Upgrading daylighting and providing a clear sense of orientation was more difficult in the old building, with its deep plan and low ceilings. It was also more urgent, as Pidwill recalls the "feeling of lethargy creeping over you" in the building.

The original school was inexplicably laid out in an open plan format, and the solution was to create a network of corridors through it. The corridors are lit by rooflights, and windows in the new partitions keep visual contact with the classrooms. Each corridor ends in a glazed external door, so that children can orientate themselves in relation to the outdoors. In the studded vinyl flooring, a continuous stripe changes colour as it progresses to serve as a route map through the building. In places, the corridors widen out to provide ancillary teaching spaces for small groups.

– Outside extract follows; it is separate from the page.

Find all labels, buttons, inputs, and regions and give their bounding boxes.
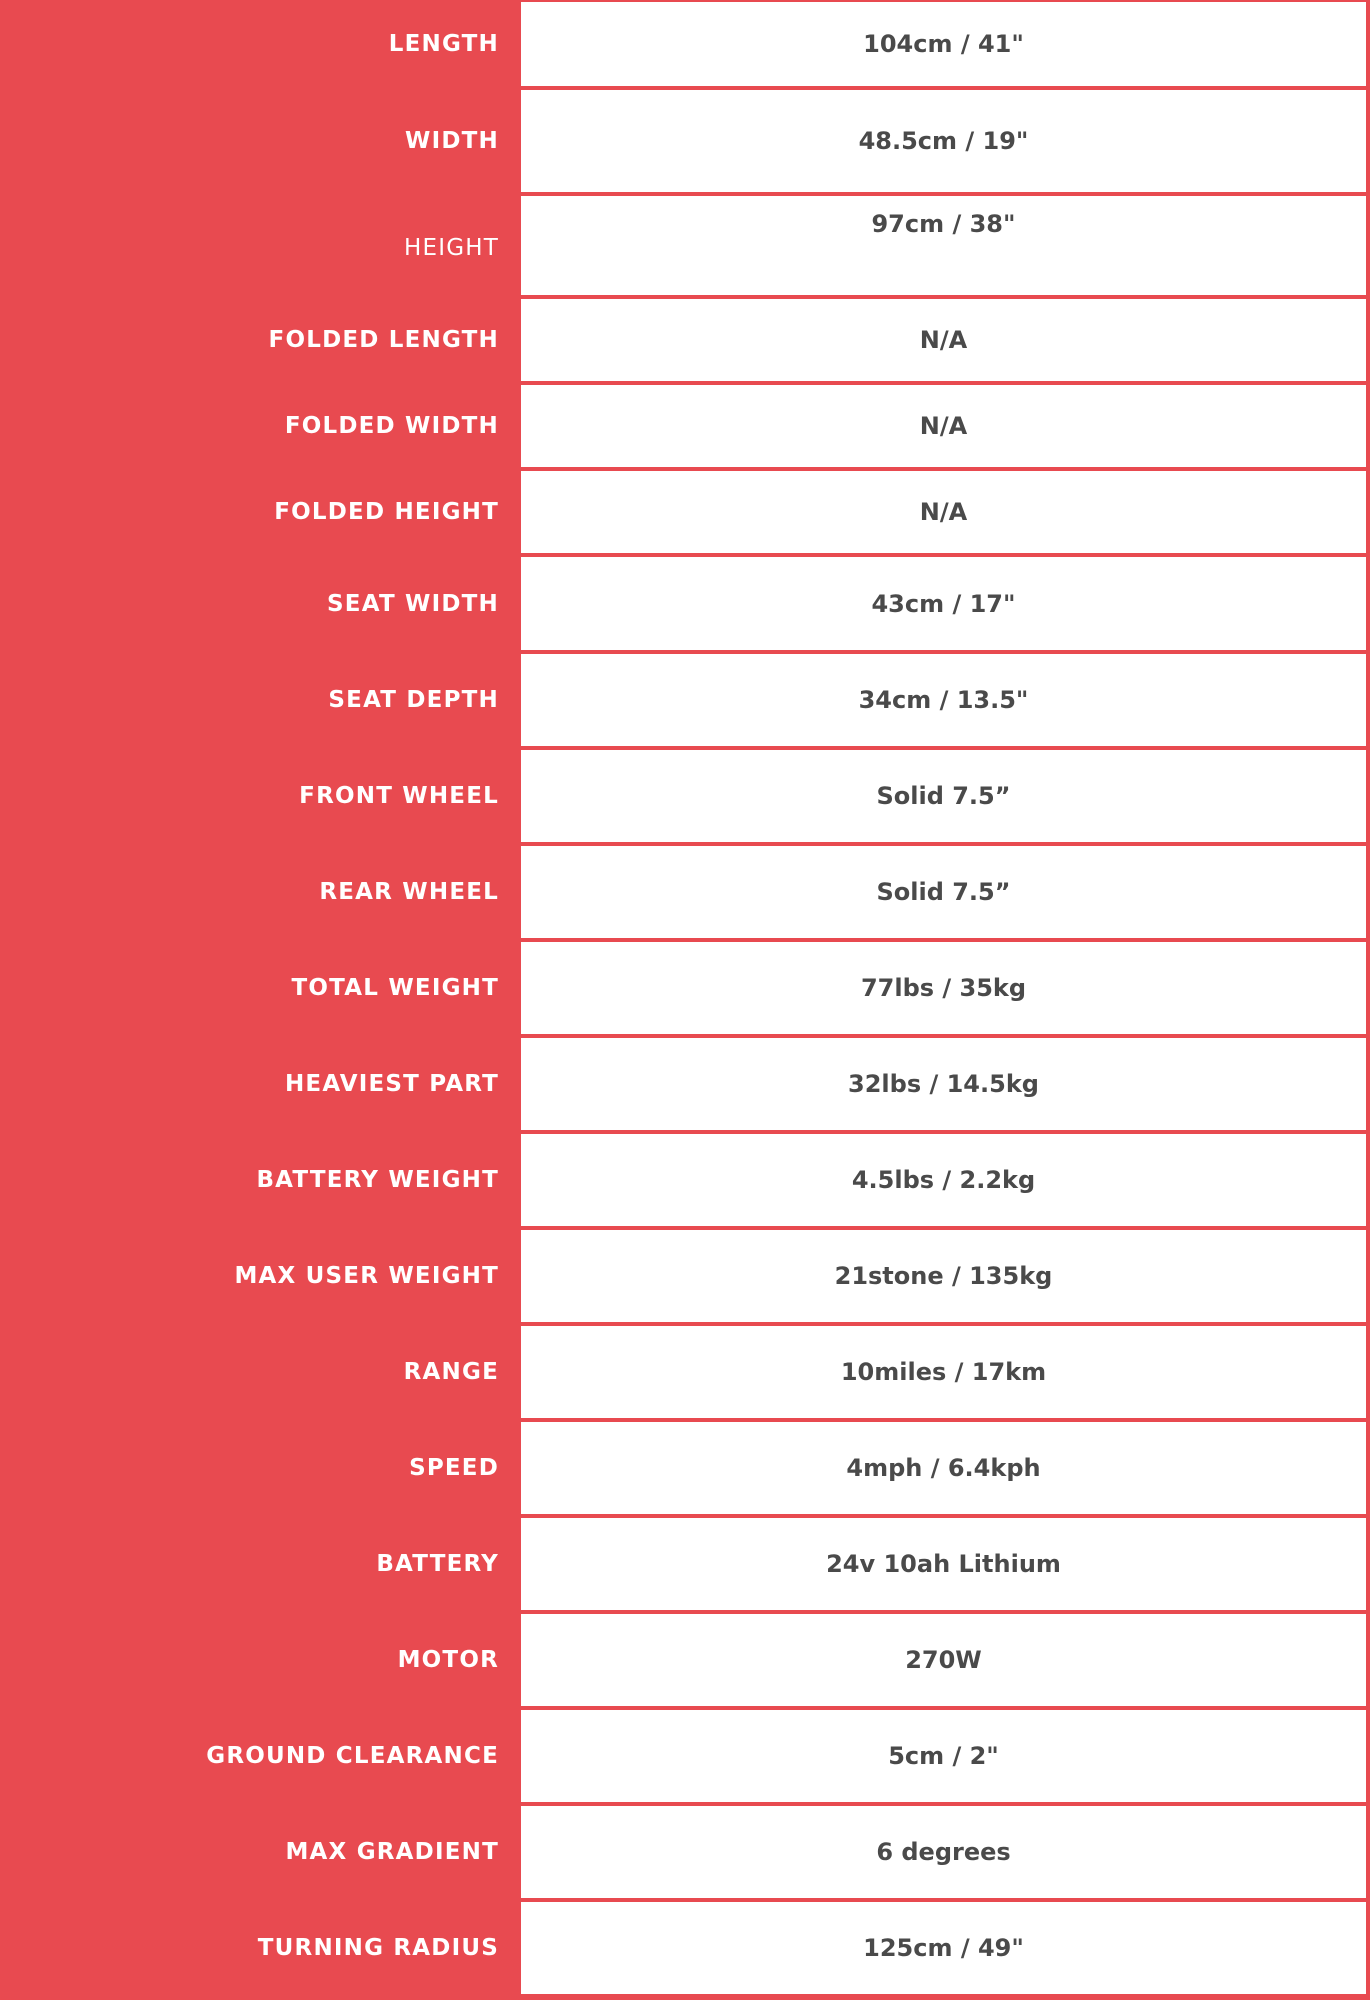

Many other devices, several quite subtle, aid access and orientation. Walls have been painted in range of bright colours, light natural timber doors stand out against darker door frames and silvery metal door handles are made more conspicuous by small black disks fixed around their mounting.

The most radical remodelling has been carried out on the single-storey link block containing the main entrance. The aim was to make the reception more welcoming to the whole community with a larger front window, while replacing a short flight of steps in the corridor behind it with a more accessible ramp. As these elements could not be fitted into the existing shell, it was demolished and rebuilt beneath a monopitch steel standing-seam roof. The reception is now fronted by a large open counter set in a purple-coloured wall, which, as Pidwill points out, is a far cry from the old sliding window.

Head teacher Frances McGregor can't wait to move into the refurbished building. "The feedback we have been getting is that people are astounded by how much we are doing to include pupils with special educational needs within mainstream classes. This should snowball once we move into the new building. And I expect the children will enjoy it immensely."